]>
git.ipfire.org Git - thirdparty/gcc.git/commit
RISC-V: Lower vmv.v.x (avl = 1) into vmv.s.x
Notice there is a AI benchmark, GCC vs Clang has 3% performance drop.
It's because Clang/LLVM has a simplification transform vmv.v.x (avl = 1) into vmv.s.x.
Since vmv.s.x has more flexible vsetvl demand than vmv.v.x that can allow us to have
better chances to fuse vsetvl.
Consider this following case:
void
foo (uint32_t *outputMat, uint32_t *inputMat)
{
vuint32m1_t matRegIn0 = __riscv_vle32_v_u32m1 (inputMat, 4);
vuint32m1_t matRegIn1 = __riscv_vle32_v_u32m1 (inputMat + 4, 4);
vuint32m1_t matRegIn2 = __riscv_vle32_v_u32m1 (inputMat + 8, 4);
vuint32m1_t matRegIn3 = __riscv_vle32_v_u32m1 (inputMat + 12, 4);
vbool32_t oddMask
= __riscv_vreinterpret_v_u32m1_b32 (__riscv_vmv_v_x_u32m1 (0xaaaa, 1));
vuint32m1_t smallTransposeMat0
= __riscv_vslideup_vx_u32m1_tumu (oddMask, matRegIn0, matRegIn1, 1, 4);
vuint32m1_t smallTransposeMat2
= __riscv_vslideup_vx_u32m1_tumu (oddMask, matRegIn2, matRegIn3, 1, 4);
vuint32m1_t outMat0 = __riscv_vslideup_vx_u32m1_tu (smallTransposeMat0,
smallTransposeMat2, 2, 4);
__riscv_vse32_v_u32m1 (outputMat, outMat0, 4);
}
Before this patch:
vsetivli zero,4,e32,m1,ta,ma
li a5,45056
addi a2,a1,16
addi a3,a1,32
addi a4,a1,48
vle32.v v1,0(a1)
vle32.v v4,0(a2)
vle32.v v2,0(a3)
vle32.v v3,0(a4)
addiw a5,a5,-1366
vsetivli zero,1,e32,m1,ta,ma
vmv.v.x v0,a5 ---> Since it avl = 1, we can transform it into vmv.s.x
vsetivli zero,4,e32,m1,tu,mu
vslideup.vi v1,v4,1,v0.t
vslideup.vi v2,v3,1,v0.t
vslideup.vi v1,v2,2
vse32.v v1,0(a0)
ret
After this patch:
li a5,45056
addi a2,a1,16
vsetivli zero,4,e32,m1,tu,mu
addiw a5,a5,-1366
vle32.v v3,0(a2)
addi a3,a1,32
addi a4,a1,48
vle32.v v1,0(a1)
vmv.s.x v0,a5
vle32.v v2,0(a3)
vslideup.vi v1,v3,1,v0.t
vle32.v v3,0(a4)
vslideup.vi v2,v3,1,v0.t
vslideup.vi v1,v2,2
vse32.v v1,0(a0)
ret
Tested on both RV32 and RV64 no regression.
gcc/ChangeLog:
* config/riscv/riscv-protos.h (splat_to_scalar_move_p): New function.
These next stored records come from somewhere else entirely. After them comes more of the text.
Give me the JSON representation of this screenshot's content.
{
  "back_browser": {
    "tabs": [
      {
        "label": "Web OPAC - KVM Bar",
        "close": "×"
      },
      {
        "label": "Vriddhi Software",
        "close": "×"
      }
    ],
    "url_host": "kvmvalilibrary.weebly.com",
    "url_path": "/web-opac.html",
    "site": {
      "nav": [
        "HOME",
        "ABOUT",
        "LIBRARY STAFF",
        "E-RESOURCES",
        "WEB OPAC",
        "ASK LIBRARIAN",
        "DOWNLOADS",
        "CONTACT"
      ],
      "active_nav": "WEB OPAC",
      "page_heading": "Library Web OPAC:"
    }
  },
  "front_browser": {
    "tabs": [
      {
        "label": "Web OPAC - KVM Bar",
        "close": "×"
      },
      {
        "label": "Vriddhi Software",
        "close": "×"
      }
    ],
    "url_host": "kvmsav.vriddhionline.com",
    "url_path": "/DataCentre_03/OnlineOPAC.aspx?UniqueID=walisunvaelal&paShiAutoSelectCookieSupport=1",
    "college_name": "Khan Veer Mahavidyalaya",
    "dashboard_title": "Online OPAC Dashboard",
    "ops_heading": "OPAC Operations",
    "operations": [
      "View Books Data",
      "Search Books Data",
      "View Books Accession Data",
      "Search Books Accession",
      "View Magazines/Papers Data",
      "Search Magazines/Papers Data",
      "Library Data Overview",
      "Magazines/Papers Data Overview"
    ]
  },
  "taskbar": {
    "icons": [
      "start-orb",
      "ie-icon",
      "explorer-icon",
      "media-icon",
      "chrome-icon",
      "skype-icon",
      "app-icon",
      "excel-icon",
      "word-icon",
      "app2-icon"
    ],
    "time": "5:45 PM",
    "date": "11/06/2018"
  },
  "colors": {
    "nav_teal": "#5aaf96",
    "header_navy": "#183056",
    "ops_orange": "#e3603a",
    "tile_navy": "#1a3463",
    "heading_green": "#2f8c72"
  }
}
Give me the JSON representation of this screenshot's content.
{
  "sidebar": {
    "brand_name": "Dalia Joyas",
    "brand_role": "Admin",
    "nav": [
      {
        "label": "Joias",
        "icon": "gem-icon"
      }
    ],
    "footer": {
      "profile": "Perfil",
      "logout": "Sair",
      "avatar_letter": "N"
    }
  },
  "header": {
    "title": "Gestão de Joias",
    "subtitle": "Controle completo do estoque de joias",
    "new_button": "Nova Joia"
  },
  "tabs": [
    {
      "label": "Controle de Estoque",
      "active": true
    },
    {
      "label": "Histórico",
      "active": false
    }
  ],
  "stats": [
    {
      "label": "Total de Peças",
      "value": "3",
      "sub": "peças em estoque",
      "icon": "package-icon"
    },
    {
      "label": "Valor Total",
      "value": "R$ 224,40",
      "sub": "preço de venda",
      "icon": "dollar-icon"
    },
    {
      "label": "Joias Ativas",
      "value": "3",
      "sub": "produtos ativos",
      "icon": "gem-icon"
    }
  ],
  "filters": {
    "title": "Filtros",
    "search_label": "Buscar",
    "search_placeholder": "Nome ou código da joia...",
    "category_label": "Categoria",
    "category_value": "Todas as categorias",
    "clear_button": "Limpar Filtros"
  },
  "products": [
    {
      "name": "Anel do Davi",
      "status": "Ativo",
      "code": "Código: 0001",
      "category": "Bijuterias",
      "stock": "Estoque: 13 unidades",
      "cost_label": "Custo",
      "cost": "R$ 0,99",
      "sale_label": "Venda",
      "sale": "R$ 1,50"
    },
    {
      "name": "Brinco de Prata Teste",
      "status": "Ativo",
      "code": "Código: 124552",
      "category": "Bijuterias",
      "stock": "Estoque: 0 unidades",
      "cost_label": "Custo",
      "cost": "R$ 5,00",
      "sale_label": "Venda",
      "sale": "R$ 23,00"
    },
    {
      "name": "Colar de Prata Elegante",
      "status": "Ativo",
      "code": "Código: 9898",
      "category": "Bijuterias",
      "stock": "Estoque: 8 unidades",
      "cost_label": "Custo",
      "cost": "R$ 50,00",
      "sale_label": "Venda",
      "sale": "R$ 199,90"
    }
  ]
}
* config/riscv/riscv-v.cc (splat_to_scalar_move_p): Ditto.
* config/riscv/vector.md: Simplify vmv.v.x. into vmv.s.x.
gcc/testsuite/ChangeLog:
* gcc.target/riscv/rvv/vsetvl/attribute-2.c: New test.
* gcc.target/riscv/rvv/vsetvl/attribute-3.c: New test.